Entre dos de sus filmes más famosos (La naranja mecánica, 1971, y El resplandor, 1980) Stanley Kubrick rueda uno de los de menor eco popular pero de una categoría artística extraordinaria: Barry Lyndon (1975), un descomunal fresco de la Europa previa a la Revolución Francesa que a la vez retrata cargado de ironía y escepticismo la vida de un arribista irlandés encarnado por Ryan O'Neal. El verismo casi documental y la riqueza de los detalles hacen de sus tres horas un largometraje fascinante —ficción y lección de historia al mismo tiempo— donde las guerras entre las naciones y el abrazo de un padre a su hijo en la intimidad son tratados con igual precisión y elegancia.
Kubrick, que se había refugiado hacía años con su familia cerca de Londres para poder rumiar con calma sus (nunca mejor dicho) proyectos, afrontaba la preparación y posterior rodaje de Barry Lyndon con la polémica encendida por La naranja mecánica todavía caliente. Basada en una novela del británico William Makepeace Thackeray, Kubrik decidió adaptarla porque "prefería no ser considerado como un extranjero peligrosamente perdido en Gran Bretaña, sino como alguien que había adoptado el país como su hogar, a quien le encantaba y que estaba dispuesto a echar el resto haciendo la mejor película histórica británica de la historia, a partir de la obra de un autor británico". Sea cierta del todo o no esta afirmación de John Baxter, sí podríamos afirmar que, a diferencia de Lolita (1962), ¿Teléfono rojo?
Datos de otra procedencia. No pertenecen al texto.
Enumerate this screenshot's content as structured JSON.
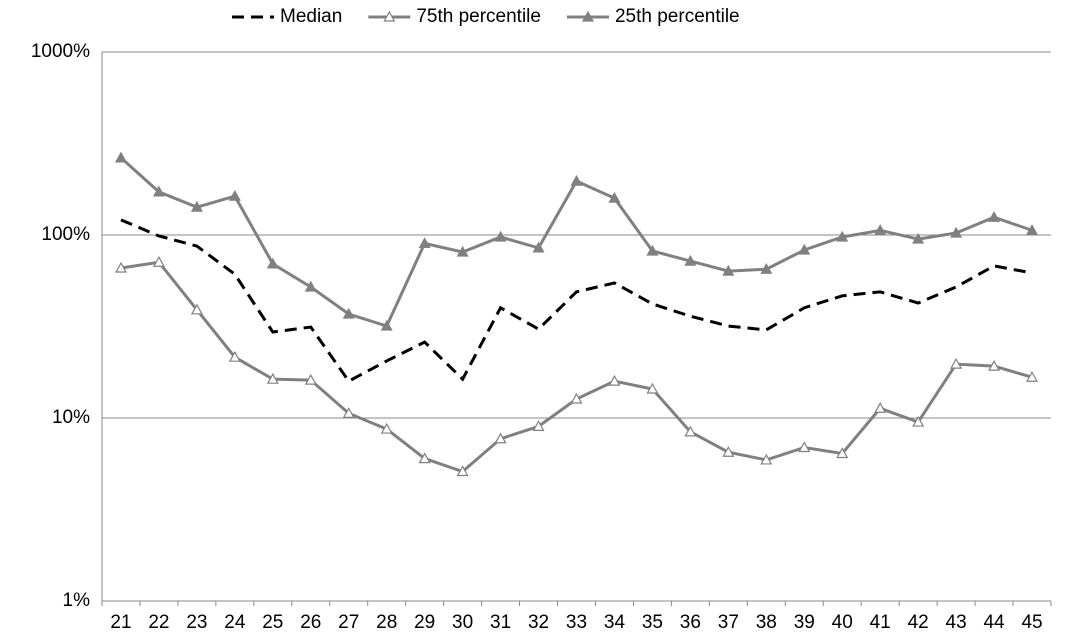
{
  "chart_data": {
    "type": "line",
    "categories": [
      "21",
      "22",
      "23",
      "24",
      "25",
      "26",
      "27",
      "28",
      "29",
      "30",
      "31",
      "32",
      "33",
      "34",
      "35",
      "36",
      "37",
      "38",
      "39",
      "40",
      "41",
      "42",
      "43",
      "44",
      "45"
    ],
    "series": [
      {
        "name": "Median",
        "color": "#000000",
        "dashed": true,
        "marker": "none",
        "values": [
          121,
          98.8,
          87,
          61,
          29.5,
          31.4,
          15.9,
          20.5,
          26,
          16.3,
          40,
          30.6,
          48.9,
          54.7,
          42,
          36,
          31.8,
          30.3,
          40,
          46.5,
          48.9,
          42.5,
          52,
          67.8,
          62
        ]
      },
      {
        "name": "75th percentile",
        "color": "#808080",
        "dashed": false,
        "marker": "hollow-triangle",
        "values": [
          66,
          71,
          39,
          21.5,
          16.3,
          16.1,
          10.6,
          8.7,
          6.0,
          5.1,
          7.7,
          9.0,
          12.7,
          15.9,
          14.4,
          8.4,
          6.5,
          5.9,
          6.9,
          6.4,
          11.3,
          9.5,
          19.7,
          19.2,
          16.7
        ]
      },
      {
        "name": "25th percentile",
        "color": "#808080",
        "dashed": false,
        "marker": "filled-triangle",
        "values": [
          264,
          172,
          142,
          163,
          69.5,
          52,
          37,
          31.8,
          90,
          80.7,
          97.5,
          85,
          197,
          159,
          81.8,
          72,
          63.5,
          65,
          82.8,
          97.5,
          106,
          95,
          102.5,
          125,
          106
        ]
      }
    ],
    "ylim": [
      1,
      1000
    ],
    "log_y": true,
    "yticks": [
      {
        "value": 1,
        "label": "1%"
      },
      {
        "value": 10,
        "label": "10%"
      },
      {
        "value": 100,
        "label": "100%"
      },
      {
        "value": 1000,
        "label": "1000%"
      }
    ],
    "grid": true,
    "legend": "top"
  }
}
Volamos hacia Moscú (1964), 2001, una odisea del espacio (1968) o La naranja mecánica, los cuatro filmes que le precedían en el tiempo, las implicaciones éticas y filosóficas del tema de la película (la sola enunciación del tema) no determinan tanto el posterior análisis de Barry Lyndon, que al quedar fuera del ámbito del pensamiento directo, permite observar con nitidez el tempo de los planos, el montaje, las elipsis o la espléndida iluminación; las formas que, en definitiva, utiliza Kubrick para sumirnos en un constante goce estético. Barry Lyndon es para quien esto escribe la más perfecta de las películas del director estadounidense. Muy alejada de los excesos que lastran del todo La chaqueta metálica (1987), ha envejecido mejor que La naranja mecánica y carece de las limitaciones que la adscripción a un género concreto perjudican a la, por otro lado, excelente El resplandor (1980). Que las consecuencias morales del ascenso social a cualquier precio puedan competir o no con las del estupro, las armas nucleares o el sentido de la existencia es otro cantar. La realidad es que no suponen (o suponían) un ataque frontal a las convicciones de una sociedad a la que se podría tildar (y se ha hecho) de hipócrita.
No alcanzará ya pues Stanley Kubrick el nivel de acabado de Barry Lyndon, cumbre del cine histórico cuyo perfeccionismo servirá de inspiración a algunas películas de corte similar, es especial a la bellísima La edad de la inocencia, que Martin Scorsese dirigiera en 1993. No por casualidad, el autor de Toro salvaje (1980) considera asimismo la triste historia de Redmond Barry el mejor trozo de celuloide filmado por su conciudadano y uno de los mejores de cualquier tiempo o lugar.
NOTA: Este texto recoge en su segundo (y más extenso) párrafo parte de un artículo publicado en Ruta 66 en 2005 sobre una serie de películas que a la sazón cumplían treinta años; párrafo al que he añadido, cual Harry Stephen Keeler y con mayor o menor acierto, uno delante y otro detrás escritos este año.